TCP Failover for Master/Backup scenario

I'm trying to set up a configuration where I have two SFTP servers deployed and use one as the master, and when that fails, failover to the backup. The backup in this case is just another SFTP server perhaps with some replication from the master one. The backup is never used unless the master fails.

I've tried a WWR set up with the backup server's weight set to 0 (see config below). This doesn't seem to work though. When I disable the master server, trying to connect through the Traefik route gives a connect: no route to host error as it's still trying to connect to the master server. I don't think it's possible to set up health checks for TCP services so I don't think that can help me.

Is this even possible?

[entryPoints]

  [entryPoints.http]
    address = ":80"
  [entryPoints.https]
    address = ":443"
  [entryPoints.sftp]
    address = ":22"

Dynamic:

# Dynamic configuration for test. Managed by Ansible.

[tcp]
  [tcp.routers]
      [tcp.routers.test_at_sftp]
      entryPoints = ["sftp"]
      rule = "HostSNI(`*`)"
      service = "test"

  [tcp.services]
    #-------------------------------------------------------------------------------------------------------------------
    # Weighted Round Robin services
    #-------------------------------------------------------------------------------------------------------------------
    [tcp.services.test]
        [[tcp.services.test.weighted.services]]
        name = "local_sftp"
        weight = 1

        [[tcp.services.test.weighted.services]]
        name = "backup-sftp"
        weight = 0

    [tcp.services.local_sftp]
      [tcp.services.local_sftp.loadBalancer]
        [[tcp.services.local_sftp.loadBalancer.servers]]
          address = "sftp:22"

    [tcp.services.backup-sftp]
      [tcp.services.backup-sftp.loadBalancer]
        [[tcp.services.backup-sftp.loadBalancer.servers]]
          address = "centos-sftp2:2200"

Thanks,
Chris.

Hello,

A weight 0 means that the server is disabled.

Hi,
I'm trying to build a TCP loadbalancer as well which should do a failover if one of the backend systems stopps working.
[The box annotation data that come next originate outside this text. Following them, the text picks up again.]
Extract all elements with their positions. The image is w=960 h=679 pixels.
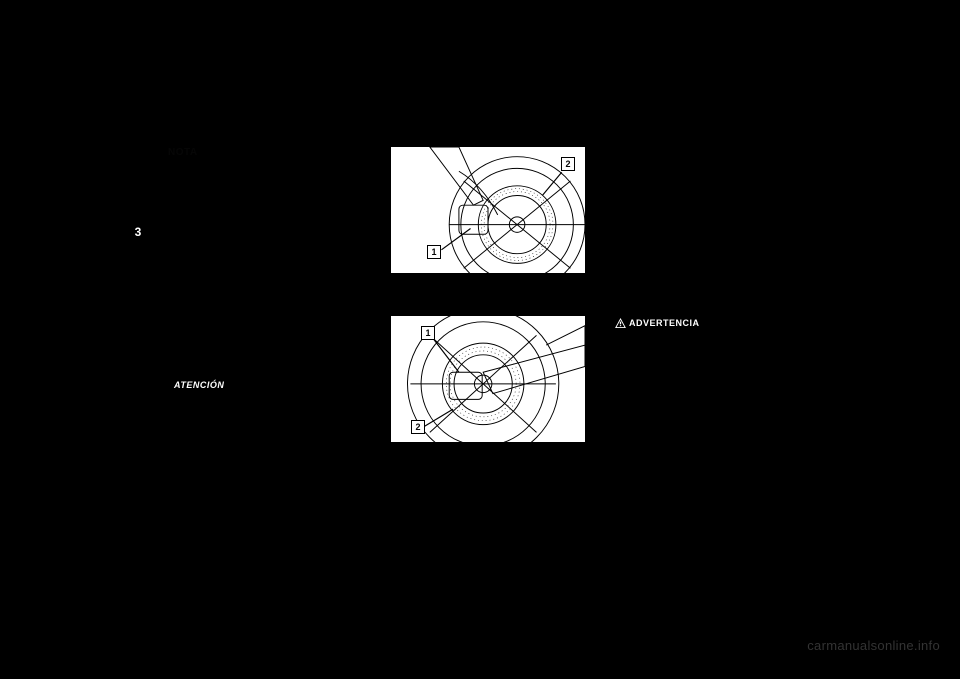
watermark-text: carmanualsonline.info	[807, 638, 940, 653]
front-wheel-illustration	[391, 147, 585, 273]
atencion-rule	[168, 394, 364, 395]
advertencia-label: ADVERTENCIA	[629, 317, 700, 329]
callout-1: 1	[421, 326, 435, 340]
advertencia-row: ADVERTENCIA	[612, 316, 808, 332]
warning-triangle-icon	[615, 318, 626, 328]
figure-front-wheel: 1 2	[390, 146, 586, 274]
column-left: NOTA Con D-MODE el piloto puede seleccio…	[168, 146, 364, 526]
end-rule	[612, 500, 808, 502]
content-columns: NOTA Con D-MODE el piloto puede seleccio…	[168, 146, 808, 526]
column-middle: 1 2 1. Sensor delantero 2. Rotor del sen…	[390, 146, 586, 526]
end-rule	[168, 442, 364, 446]
callout-2: 2	[411, 420, 425, 434]
section-rule	[168, 356, 364, 358]
figure-rear-wheel: 1 2	[390, 315, 586, 443]
atencion-badge: ATENCIÓN	[168, 378, 230, 392]
nota-rule	[168, 163, 364, 164]
chapter-tab: 3	[128, 222, 148, 242]
adv-rule	[612, 333, 808, 334]
nota-heading: NOTA	[168, 146, 198, 162]
callout-2: 2	[561, 157, 575, 171]
advertencia-badge: ADVERTENCIA	[612, 316, 706, 330]
column-right: El sistema de control de tracción ayuda …	[612, 146, 808, 526]
manual-page: 3 NOTA Con D-MODE el piloto puede selecc…	[0, 0, 960, 679]
callout-1: 1	[427, 245, 441, 259]
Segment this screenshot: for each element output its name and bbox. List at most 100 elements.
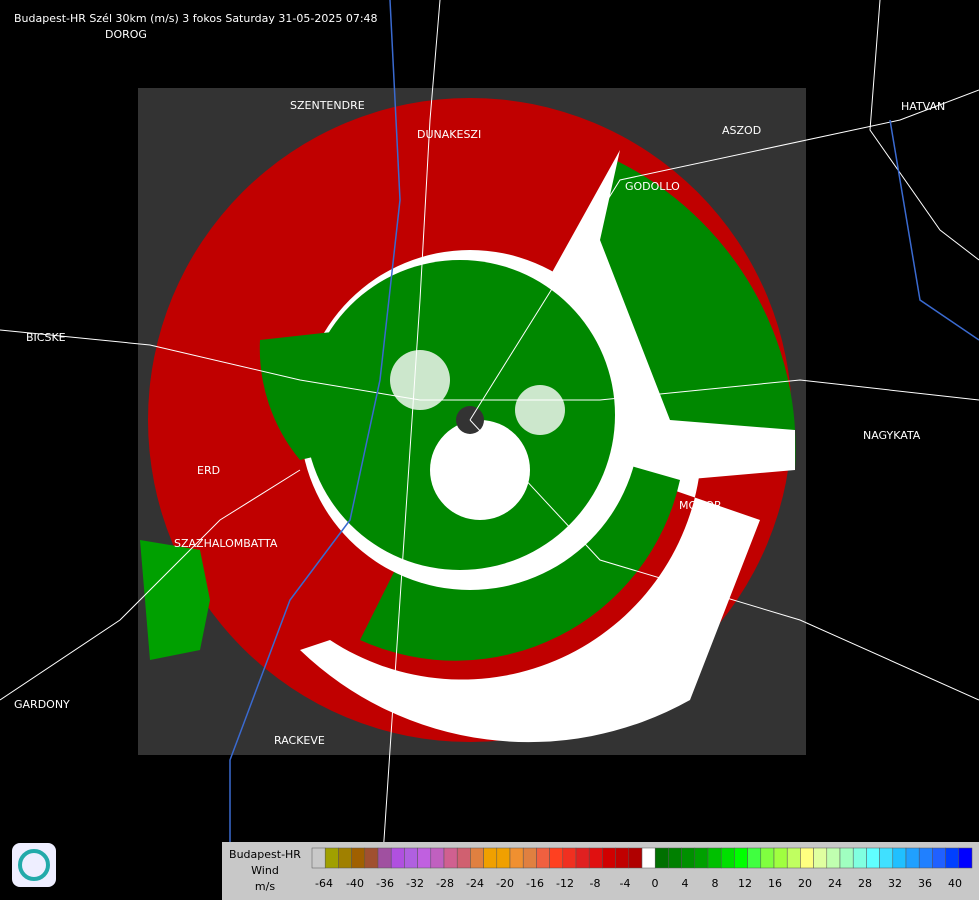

Did you solve your problem and how?
Thanks,
Thomas

Hi Thomas,

I don't think it's possible with the current capabilities of Traefik. Certainly, nobody on here has piped up to tell me any different :slight_smile:

We've left our set up as manual failover for now. But I've been thinking about solutions involving our other systems. We use Zabbix (monitoring), Jenkins (CI and operations jobs) and Ansible (configuration provisioning - this is how we roll out and configure Traefik). I was thinking of linking those together:

Zabbix alert after master fail detected -> webhook call -> Jenkins -> Job that runs Ansible -> Ansible re-configures Traefik TCP config to switch the slave/backup to master.

Which is relatively complicated compared to Traefik just having failover similar to the HTTP side of things.

Hope that helps,
Thanks,
Chris.

Hi Chris,
thank you, that helpde a lot and that's what I expected ;-( We are thinking about creating a "provider" for traefik which should be able to dynamically change the configuration... hope that works...

Thank you,
best regards
Thomas

1 Like

@chrisbrookes, you can achieve this failover goal if you take a "router priority" approach, rather than a service weighted round robin approach.

Instead of using weightings with services, create 2 routers and use the priority=2 on the router that routes to the primary host, and use a priority=1 on the router for the failover (all other configs can be the same). That way, all traffic will get routed to the primary, and then when it disappears, traffic will get routed to the secondary. I've got this working with ConsulCatalog for some regional endpoints that can failover to any service globally if there are no valid services in the same region.

On the topic of service weightings, I was wondering if I could take the same approach as you did with the weightings, since I suspect it would allow me to have a little more control over the order in which regional failovers could be defined...

For example, if weight values of less than zero meant the server won't receive traffic if there are services with weight values greater than zero, and if there are no servers with weight values greater than zero, the services with the largest negative value would receive traffic, then I think we could do some interesting failover scenario support. But that's beside the point.